UPDATE 2/13
:  Sadly, due to circumstances beyond his control, Mr. Kassovitz has been forced to cancel his appearance.  We wish him well and look forward to rescheduling this event.

La Haine poster image
Dodge College is proud to welcome director Mathieu Kassovitz to the Folino stage this Thursday evening, in conjunction with the 
Wilkinson College of Humanities and Social Sciences.
  Professor Veronique Olivier of the French Department has graciously arranged for a series of special events to welcome the director/writer/actor, and we couldn’t be more excited!

Our talented guest, who you may recognize from
Amelie
,
The Fifth Element
,
Munich
, or one of his other starring roles, has spent just about as much time behind the camera as in front of it.  He’s credited with being an actor, director, writer, editor, producer — even a camera operator.  In the highlight of the evening, the masterclass, he’s going to share this unique blend of perspective and experience with the Chapman community!  The master class begins at 5PM and is open to all Dodge College students.

After the master class, we will screen his most critically acclaimed work,
La Haine

(Hate)
, on a retouched Criterion Collection bluray, from 7-10PM. 
La Haine
is a gritty, provocative portrait of life on the streets in mid-90’s France;  it’s beautifully shot, with a careful compositional eye and a punchy stop-and-go rhythm, but it’s also incredibly unnerving, contrasting wanton violence with more delicate, emotionally-charged vignettes.  (If you can stomach violence, I
highly
recommend it – it’s been a personal favorite of mine, right up there with
Kids
and
Rumble Fish
as a gripping coming of age story).

Dean of Students Michael Kowalski calls it ”
Mean Streets
meets 
Boyz n the Hood,
” and shared this plot setting:

LA HAINE Film PosterWhen he was just twenty-nine years old, Mathieu Kassovitz took the international film world by storm with La Haine (Hate), a gritty, unsettling, and visually explosive look at the racial and cultural volatility in modern-day France, specifically in the low-income banlieue districts on Paris’s outskirts. Aimlessly whiling away their days in the concrete environs of their dead-end suburbia, Vinz, Hubert, and Saïd—a Jew, an African, and an Arab—give human faces to France’s immigrant populations, their bristling resentments at their social marginalization slowly simmering until they reach a climactic boiling point. A work of tough beauty, La Haine is a landmark of contemporary French cinema and a gripping reflection of its country’s ongoing identity crisis.

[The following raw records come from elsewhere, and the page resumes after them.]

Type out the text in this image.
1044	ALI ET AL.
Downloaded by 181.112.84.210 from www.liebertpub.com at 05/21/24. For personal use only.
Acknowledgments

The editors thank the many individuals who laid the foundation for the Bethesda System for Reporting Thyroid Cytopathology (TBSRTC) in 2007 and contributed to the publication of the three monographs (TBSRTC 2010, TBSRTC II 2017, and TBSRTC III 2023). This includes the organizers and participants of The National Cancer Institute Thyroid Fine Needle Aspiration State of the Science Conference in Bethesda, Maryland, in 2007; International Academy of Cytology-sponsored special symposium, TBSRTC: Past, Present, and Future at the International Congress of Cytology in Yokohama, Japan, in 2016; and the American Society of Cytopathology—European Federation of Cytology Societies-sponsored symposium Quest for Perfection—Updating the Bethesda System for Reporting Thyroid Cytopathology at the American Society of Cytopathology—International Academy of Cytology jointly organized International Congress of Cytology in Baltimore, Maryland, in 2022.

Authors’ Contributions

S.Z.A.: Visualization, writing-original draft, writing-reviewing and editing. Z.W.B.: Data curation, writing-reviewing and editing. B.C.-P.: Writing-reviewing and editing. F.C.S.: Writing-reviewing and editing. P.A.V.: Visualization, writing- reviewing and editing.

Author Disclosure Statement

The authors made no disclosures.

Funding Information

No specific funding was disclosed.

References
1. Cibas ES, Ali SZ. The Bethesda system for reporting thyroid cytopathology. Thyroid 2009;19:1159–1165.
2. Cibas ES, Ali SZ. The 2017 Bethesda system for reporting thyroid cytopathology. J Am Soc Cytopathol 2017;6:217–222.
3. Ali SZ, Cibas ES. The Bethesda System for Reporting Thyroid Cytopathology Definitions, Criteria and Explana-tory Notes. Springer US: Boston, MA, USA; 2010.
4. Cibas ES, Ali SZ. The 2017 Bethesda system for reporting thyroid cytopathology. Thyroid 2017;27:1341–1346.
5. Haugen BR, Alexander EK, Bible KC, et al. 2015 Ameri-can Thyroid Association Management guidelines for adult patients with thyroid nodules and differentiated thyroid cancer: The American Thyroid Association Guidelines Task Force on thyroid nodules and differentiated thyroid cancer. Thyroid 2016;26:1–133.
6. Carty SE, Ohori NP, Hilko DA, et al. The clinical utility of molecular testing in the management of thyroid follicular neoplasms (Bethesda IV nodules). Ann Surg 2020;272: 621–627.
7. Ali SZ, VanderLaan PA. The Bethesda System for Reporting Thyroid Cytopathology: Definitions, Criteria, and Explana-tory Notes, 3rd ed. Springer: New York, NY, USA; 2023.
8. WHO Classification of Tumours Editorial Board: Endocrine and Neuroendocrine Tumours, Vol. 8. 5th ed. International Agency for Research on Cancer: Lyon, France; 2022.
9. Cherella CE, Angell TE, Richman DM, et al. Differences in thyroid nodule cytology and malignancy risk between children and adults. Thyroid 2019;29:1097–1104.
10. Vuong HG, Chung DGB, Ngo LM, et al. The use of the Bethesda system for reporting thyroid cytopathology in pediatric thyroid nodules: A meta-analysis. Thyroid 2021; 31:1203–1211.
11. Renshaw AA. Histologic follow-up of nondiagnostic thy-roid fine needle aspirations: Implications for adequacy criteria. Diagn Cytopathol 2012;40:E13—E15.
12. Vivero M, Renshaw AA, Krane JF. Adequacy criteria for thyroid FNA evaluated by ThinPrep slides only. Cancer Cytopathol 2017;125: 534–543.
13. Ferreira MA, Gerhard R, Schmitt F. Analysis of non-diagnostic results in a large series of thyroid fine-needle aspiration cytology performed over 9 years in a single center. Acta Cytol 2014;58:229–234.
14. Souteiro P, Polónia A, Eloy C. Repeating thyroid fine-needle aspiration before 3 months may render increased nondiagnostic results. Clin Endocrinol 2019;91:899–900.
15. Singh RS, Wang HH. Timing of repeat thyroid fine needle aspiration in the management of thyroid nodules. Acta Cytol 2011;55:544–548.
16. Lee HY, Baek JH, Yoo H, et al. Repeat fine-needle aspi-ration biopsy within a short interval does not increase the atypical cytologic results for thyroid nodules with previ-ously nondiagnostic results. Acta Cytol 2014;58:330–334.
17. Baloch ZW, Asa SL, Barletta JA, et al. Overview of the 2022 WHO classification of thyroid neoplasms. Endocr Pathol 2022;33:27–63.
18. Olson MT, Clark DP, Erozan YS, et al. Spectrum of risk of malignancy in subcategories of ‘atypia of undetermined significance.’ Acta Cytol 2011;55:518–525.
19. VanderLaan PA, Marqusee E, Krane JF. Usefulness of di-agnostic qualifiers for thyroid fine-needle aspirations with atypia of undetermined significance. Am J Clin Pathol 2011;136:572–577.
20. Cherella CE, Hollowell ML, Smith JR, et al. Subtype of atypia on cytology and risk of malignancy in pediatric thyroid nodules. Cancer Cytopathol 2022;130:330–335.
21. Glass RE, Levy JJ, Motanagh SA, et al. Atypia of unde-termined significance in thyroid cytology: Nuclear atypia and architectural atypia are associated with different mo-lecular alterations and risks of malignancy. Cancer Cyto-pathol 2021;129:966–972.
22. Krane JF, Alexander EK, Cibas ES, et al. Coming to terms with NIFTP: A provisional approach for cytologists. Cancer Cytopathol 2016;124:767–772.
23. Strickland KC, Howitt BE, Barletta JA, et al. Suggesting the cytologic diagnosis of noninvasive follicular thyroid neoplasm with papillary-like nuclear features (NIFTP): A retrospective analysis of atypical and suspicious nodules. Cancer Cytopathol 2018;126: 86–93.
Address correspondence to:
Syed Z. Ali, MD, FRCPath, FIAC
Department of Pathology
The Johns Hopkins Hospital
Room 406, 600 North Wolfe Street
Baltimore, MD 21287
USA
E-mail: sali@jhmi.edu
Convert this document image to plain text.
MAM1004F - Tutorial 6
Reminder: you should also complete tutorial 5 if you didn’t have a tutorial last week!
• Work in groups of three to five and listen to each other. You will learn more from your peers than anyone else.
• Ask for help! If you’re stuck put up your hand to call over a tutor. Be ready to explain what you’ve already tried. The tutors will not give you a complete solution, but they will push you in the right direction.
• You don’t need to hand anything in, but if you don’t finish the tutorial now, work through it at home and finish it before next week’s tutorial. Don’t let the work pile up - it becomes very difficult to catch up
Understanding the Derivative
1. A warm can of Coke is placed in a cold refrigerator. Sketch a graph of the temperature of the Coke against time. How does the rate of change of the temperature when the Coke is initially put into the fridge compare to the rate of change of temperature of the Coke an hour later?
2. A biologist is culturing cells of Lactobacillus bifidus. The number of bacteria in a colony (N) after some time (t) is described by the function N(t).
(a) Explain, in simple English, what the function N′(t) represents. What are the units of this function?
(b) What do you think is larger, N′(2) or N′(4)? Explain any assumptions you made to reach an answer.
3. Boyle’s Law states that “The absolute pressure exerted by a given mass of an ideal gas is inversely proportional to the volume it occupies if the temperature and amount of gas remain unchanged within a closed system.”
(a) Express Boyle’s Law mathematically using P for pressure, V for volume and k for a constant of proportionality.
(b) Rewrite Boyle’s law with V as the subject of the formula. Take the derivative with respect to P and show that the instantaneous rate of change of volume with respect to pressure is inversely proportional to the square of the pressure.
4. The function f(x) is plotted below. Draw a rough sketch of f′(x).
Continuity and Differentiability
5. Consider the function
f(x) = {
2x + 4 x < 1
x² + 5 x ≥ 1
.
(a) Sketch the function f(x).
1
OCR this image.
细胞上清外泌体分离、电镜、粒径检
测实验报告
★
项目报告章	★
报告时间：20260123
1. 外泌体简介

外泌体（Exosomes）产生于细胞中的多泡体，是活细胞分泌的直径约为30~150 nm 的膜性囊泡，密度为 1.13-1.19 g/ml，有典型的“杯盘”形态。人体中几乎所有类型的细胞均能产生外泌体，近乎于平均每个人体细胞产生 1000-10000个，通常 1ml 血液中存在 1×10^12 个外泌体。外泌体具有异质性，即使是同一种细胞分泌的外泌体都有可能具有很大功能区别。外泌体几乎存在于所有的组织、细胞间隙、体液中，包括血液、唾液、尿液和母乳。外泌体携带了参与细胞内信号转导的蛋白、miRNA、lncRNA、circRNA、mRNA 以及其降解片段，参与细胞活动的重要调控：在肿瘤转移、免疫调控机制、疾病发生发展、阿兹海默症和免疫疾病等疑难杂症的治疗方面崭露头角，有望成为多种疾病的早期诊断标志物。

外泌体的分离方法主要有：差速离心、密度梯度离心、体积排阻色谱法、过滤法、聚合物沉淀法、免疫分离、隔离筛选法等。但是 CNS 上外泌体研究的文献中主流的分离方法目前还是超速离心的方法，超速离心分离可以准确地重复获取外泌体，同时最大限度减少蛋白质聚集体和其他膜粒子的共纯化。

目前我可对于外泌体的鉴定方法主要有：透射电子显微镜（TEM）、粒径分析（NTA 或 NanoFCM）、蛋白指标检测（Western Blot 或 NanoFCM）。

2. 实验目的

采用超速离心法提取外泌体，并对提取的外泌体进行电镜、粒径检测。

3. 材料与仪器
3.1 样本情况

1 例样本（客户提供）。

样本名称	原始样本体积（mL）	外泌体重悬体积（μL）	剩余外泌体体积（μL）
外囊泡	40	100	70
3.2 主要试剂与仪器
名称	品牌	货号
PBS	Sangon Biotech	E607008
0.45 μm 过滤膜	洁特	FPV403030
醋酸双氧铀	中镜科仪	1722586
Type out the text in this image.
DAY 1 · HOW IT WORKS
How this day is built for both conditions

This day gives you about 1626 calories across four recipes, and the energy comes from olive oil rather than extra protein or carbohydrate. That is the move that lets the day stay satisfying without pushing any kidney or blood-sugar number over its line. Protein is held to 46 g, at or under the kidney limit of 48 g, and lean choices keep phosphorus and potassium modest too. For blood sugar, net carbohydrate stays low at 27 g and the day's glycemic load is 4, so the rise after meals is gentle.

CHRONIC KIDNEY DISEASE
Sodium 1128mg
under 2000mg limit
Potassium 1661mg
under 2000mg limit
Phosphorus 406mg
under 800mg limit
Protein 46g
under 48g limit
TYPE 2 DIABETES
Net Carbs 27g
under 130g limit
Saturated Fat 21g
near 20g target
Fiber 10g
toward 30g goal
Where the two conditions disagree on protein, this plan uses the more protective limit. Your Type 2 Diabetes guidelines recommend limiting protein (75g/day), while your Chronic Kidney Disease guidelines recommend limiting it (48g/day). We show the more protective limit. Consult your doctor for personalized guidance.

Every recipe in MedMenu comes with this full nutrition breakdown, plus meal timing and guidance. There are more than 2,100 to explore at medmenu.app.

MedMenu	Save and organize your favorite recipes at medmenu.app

Hugely influenced by American directors like Martin Scorsese and Spike Lee (particularly Do the Right Thing), La Haine riffs through different styles and techniques, yet the movie feels organic and whole, driven by a genuinely passionate point of view. Dynamic, reckless, sometimes obvious and sometimes subtle (and sometimes both), this is a must-see.


Check out the trailer:

http://www.youtube.com/watch?v=yk77VrkxL88

Following the screening, Mr. Kassovitz will stay to take questions from the audience during a Q&A, slated to begin approximately at 10PM.

I hope you can all make it out Thursday night to welcome this accomplished international star, and to take in some already-classic, modern global cinema!